Audit client portfolios shift from quarter to quarter as companies merge, enter bankruptcy or delist from US exchanges. Companies might choose to hire another firm in search of lower fees or due to disagreements with their auditors.
Breaking From Its Peers
EY’s competitors, however, are holding on to more clients in comparison.
Deloitte & Touche LLP netted nine new clients and KPMG LLP added 12 net clients in the first quarter of the year while PwC LLP had a net loss of one client, according to Audit Analytics data.
New technology enables KPMG to bring on new clients, growing its roster while maintaining quality, the firm said in a statement.
Deloitte and PwC, also known as PricewaterhouseCoopers, did not immediately respond to a request for comment.

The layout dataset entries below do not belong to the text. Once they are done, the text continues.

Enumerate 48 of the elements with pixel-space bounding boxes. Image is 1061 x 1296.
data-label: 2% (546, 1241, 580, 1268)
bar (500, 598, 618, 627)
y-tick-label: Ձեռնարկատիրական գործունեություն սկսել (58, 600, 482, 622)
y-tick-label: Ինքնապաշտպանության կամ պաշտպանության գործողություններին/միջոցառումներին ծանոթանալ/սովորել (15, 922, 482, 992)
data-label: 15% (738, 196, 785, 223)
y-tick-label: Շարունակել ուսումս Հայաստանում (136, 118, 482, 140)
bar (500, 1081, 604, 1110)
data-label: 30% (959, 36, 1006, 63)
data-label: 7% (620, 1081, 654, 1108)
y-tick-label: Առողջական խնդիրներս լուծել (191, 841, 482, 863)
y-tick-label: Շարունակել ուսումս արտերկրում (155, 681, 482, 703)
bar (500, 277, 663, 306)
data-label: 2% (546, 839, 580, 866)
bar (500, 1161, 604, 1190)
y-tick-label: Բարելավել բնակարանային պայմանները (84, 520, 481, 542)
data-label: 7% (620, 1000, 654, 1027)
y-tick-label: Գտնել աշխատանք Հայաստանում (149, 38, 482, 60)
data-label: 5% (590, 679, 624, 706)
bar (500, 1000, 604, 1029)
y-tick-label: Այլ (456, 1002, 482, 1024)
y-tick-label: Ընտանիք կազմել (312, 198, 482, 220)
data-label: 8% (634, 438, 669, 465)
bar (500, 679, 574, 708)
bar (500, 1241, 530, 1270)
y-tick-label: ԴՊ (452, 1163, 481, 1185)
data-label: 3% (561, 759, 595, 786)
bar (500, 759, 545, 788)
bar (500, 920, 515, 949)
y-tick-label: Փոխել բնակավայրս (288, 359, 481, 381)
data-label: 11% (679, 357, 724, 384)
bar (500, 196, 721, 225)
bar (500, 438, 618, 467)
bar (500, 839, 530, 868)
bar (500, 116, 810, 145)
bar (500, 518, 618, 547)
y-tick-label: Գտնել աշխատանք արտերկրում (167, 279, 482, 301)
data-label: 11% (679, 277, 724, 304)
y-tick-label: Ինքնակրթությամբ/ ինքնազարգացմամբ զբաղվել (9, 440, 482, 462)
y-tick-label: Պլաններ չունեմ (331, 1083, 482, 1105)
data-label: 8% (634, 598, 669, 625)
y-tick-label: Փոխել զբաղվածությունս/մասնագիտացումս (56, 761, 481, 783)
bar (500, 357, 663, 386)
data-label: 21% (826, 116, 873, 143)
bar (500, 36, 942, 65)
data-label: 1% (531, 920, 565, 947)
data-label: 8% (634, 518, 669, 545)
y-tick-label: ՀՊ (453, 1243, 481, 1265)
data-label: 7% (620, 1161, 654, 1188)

Deciding which clients to work with is a key aspect of how firms manage their audit practices. New international audit rules and similar pending US requirements task firms with establishing guardrails to address the risks they face in their routine practices.
The US audit regulator has pressed firms to bolster those internal checks to improve audit quality and reverse a rising trend of inspection violations. Almost half of all audits reviewed last year fell short of meeting basic standards.
EY has launched a series of reforms meant to address lapses in its own work. The firm’s latest inspection report found 37% of its audits failed to meet standards—an outcome the firm called “unacceptable.”
Among its reforms, EY updated evaluations for partners and firm leaders and has focused on standardizing its audit methods. Those and other updates, described in a report issued last November, should improve its performance in future inspections, the firm said.
BDO, like EY, has also trimmed its book of audit clients among other efforts including restructuring its audit practice in a bid to reverse a track record that trails its peers. Inspectors found fault with 86% of BDO’s audits reviewed last year.